NANA doesn't break out profit-and-loss specifics for GIS, but the company appears to have performed poorly since the purchase. In 2012 NANA reported it was trying to change what caused GIS to "perform at substantially lower levels than had been expected," and was revamping the company's core business systems to boost profits.

Then Hurricane Isaac hit in August 2012, forcing workers to be pulled from offshore platforms in the Gulf of Mexico, where GIS gets much of its business from contract construction and maintenance work. Revenues declined, but NANA hoped they'd be recouped later with work repairing hurricane damage.

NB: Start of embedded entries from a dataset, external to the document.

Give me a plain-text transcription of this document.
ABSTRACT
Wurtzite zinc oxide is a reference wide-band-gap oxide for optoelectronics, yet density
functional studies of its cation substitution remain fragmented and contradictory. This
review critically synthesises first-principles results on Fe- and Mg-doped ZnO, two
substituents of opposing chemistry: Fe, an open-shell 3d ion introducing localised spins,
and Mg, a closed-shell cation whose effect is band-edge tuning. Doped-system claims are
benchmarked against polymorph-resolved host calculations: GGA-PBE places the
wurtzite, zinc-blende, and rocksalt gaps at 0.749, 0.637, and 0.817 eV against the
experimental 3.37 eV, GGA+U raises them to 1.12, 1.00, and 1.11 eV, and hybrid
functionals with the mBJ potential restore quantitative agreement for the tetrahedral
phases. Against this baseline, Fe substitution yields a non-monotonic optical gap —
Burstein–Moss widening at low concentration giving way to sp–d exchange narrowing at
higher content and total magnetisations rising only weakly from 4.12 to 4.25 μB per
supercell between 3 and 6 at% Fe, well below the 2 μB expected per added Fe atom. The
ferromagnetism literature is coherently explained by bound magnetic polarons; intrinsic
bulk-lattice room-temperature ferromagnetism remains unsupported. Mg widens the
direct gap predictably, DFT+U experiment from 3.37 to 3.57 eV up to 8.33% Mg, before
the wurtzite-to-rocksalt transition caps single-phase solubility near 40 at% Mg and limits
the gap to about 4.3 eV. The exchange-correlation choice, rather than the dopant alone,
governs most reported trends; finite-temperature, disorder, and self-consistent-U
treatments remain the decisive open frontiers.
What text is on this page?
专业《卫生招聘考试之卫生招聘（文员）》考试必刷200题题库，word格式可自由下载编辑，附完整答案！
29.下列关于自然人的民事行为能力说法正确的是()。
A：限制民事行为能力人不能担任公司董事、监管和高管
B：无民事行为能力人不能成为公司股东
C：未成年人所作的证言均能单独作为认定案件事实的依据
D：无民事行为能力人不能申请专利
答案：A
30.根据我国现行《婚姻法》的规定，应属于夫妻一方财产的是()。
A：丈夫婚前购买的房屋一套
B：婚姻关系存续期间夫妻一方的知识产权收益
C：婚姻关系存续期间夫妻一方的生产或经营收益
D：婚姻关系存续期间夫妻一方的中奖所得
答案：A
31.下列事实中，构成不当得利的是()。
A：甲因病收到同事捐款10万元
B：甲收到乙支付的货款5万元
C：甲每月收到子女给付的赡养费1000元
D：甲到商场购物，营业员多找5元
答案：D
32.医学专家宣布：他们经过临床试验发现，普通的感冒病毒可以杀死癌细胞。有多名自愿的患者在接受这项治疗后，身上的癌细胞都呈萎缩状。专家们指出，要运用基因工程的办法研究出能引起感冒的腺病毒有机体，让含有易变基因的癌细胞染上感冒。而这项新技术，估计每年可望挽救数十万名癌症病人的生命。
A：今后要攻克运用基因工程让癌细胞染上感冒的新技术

Instead, things got worse for NANA's new subsidiary. Contract crews that GIS provided were working on the Black Elk Platform in the Gulf in late November 2012, when an explosion and fire on the platform killed three company workers and embroiled GIS in a dispute with the platform owner.

Further, the hoped-for boost in hurricane repair work never materialized. NANA called the Black Elk explosion "a very unfortunate incident for GIS."

Federal regulators with the Bureau of Safety and Environmental Enforcement said GIS employees were partially to blame for failing to follow safety rules, and various lawsuits have resulted. That includes GIS suing some of the other parties involved in the rig incident.

And a federal investigation appears to be going on as well. In October, a federal prosecutor in New Orleans subpoenaed Black Elk documents from GIS. The company said in its most recent annual report that it cannot determine the eventual financial impact of the various cases, but some may be covered by existing insurance policies.

While NANA did not break out GIS in its financial reports and would not take questions, the 2013 annual report did say NANA was writing down $33 million of the company's value because it is not likely to produce the kind of revenues in the future that were expected when it was purchased.

Several NANA companies are working on Alaska's North Slope, including at Exxon Mobil's Point Thomson field. GIS is expanding in Alaska, hoping to "take advantage of synergies with its existing business platforms."

Hotel division: $29 million loss

Other NANA businesses have encountered difficulties, too.

A NANA subsidiary that owns or manages several hotel properties built the Nullagvik Hotel in Kotzebue in 2011, but the business with 71 rooms and seven suites is not performing as well as expected. Consequently, NANA's six-hotel hospitality division reported a $29 million loss in 2013, following a $1.6 million profit the previous year, largely due to another write-down.

But NANA says the new Kotzebue hotel was needed to provide critical infrastructure for the regional hub. "Financial return was not the company's primary driver in building the new Nullagvik hotel," it said.

Those factors and others combined for the $75 million operating loss, but the effective loss may be larger. The company reported that its shareholders' equity, essentially what the company is worth, declined from $370 million in 2012 to $240 million in 2013, or 35 percent.

Earlier this year, the ratings agency Standard & Poor's lowered NANA's rating from B+ to B. NANA has substantial debt, and the downgrade could raise the company's borrowing costs. Recent financial filings show NANA is already paying relatively high rates of up to 9.5 percent to borrow.